Am i dating the wrong guy
"Here are five reasons why we go for the same guy, the wrong guy, over and over again: History has a way of repeating itself.
Researchers believe that in order to categorize the type of partner you are seeking, you first have to evaluate the type of partner you’ve sought out previously (Gollwitzer and Sheeran).
What you can change are own thoughts and behaviors.
Changing a behavior is a conscious decision made by you, and you alone.
If you find yourself thinking about making a change, you might find this exercise, proposed by Barbara De Angelis, Ph D, revealing. Second, list each partner’s negative qualities next to his name.

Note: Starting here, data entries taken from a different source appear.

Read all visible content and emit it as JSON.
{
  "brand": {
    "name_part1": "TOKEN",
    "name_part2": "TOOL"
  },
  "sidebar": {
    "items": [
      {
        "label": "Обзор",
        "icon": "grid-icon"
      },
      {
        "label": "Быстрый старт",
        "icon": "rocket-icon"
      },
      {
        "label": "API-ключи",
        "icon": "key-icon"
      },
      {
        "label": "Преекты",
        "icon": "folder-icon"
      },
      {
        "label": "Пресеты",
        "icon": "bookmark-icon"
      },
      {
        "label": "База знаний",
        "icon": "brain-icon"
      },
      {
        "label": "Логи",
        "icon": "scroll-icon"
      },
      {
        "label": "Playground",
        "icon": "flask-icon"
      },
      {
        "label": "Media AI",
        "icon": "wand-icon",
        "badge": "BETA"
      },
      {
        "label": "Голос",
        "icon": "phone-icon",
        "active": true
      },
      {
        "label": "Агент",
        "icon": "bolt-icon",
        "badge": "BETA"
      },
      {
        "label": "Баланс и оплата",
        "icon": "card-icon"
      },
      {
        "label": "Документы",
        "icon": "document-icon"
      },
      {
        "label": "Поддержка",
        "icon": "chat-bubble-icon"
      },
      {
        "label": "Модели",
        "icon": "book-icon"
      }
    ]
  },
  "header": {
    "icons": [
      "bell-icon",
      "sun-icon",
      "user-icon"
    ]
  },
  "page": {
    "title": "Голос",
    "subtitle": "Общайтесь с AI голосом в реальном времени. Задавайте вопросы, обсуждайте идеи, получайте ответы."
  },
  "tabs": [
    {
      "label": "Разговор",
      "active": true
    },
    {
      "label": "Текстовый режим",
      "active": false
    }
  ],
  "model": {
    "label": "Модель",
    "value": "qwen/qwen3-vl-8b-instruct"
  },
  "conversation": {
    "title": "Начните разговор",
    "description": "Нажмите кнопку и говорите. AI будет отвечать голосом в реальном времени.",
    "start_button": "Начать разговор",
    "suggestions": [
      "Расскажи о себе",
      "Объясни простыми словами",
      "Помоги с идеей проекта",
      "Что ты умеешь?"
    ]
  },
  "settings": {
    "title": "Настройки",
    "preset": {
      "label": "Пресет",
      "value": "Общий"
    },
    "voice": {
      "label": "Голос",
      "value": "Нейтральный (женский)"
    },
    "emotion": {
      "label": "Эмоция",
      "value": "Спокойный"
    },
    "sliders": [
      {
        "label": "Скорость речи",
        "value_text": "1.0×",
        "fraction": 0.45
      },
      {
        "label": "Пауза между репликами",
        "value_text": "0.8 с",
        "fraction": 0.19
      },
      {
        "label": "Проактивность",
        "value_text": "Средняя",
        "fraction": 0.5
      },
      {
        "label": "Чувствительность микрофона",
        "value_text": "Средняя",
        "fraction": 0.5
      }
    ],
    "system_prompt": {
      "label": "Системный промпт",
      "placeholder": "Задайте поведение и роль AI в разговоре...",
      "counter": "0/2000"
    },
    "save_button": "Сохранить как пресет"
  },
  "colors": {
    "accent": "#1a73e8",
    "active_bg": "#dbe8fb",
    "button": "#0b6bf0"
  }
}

Third, circle any words and/or qualities that are consistent between partners. This summary list may provide some insight into the type of person you attract and to whom you are attracted.
Researchers have found that when mate selections are assessed in a state of cool rationality, our preferences are often different than those in the heat of the moment (Eastwick and Finkel).
While "loyal" and "reliable" are mate-worthy qualities, in the heat of the moment, we often opt for exciting and unpredictable.
We have the potential to stop ourselves from experiencing déjà vu. In reality, he will only change if it is his choice – not for you or because of you.
You like the potential of what he could be, rather than the reality of what he is. You’re dating ‘beneath’ yourself so that you think that you can control him and the direction of the relationship. He finds it difficult to make basic efforts such as calling and showing up when he says that he will.
I'm not in a position to comment anything else till then.
When deciding to enter a dating relationship, we tend to focus on positive feelings about the partner, while often failing to disregard or acknowledge warning signs or red flags as to why this relationship won’t work (Murray, Holmes and Griffin).
Researchers have demonstrated that people are unrealistically optimistic about the success of their plans after they decide to engage in a particular course of action (Taylor and Gollwitzer).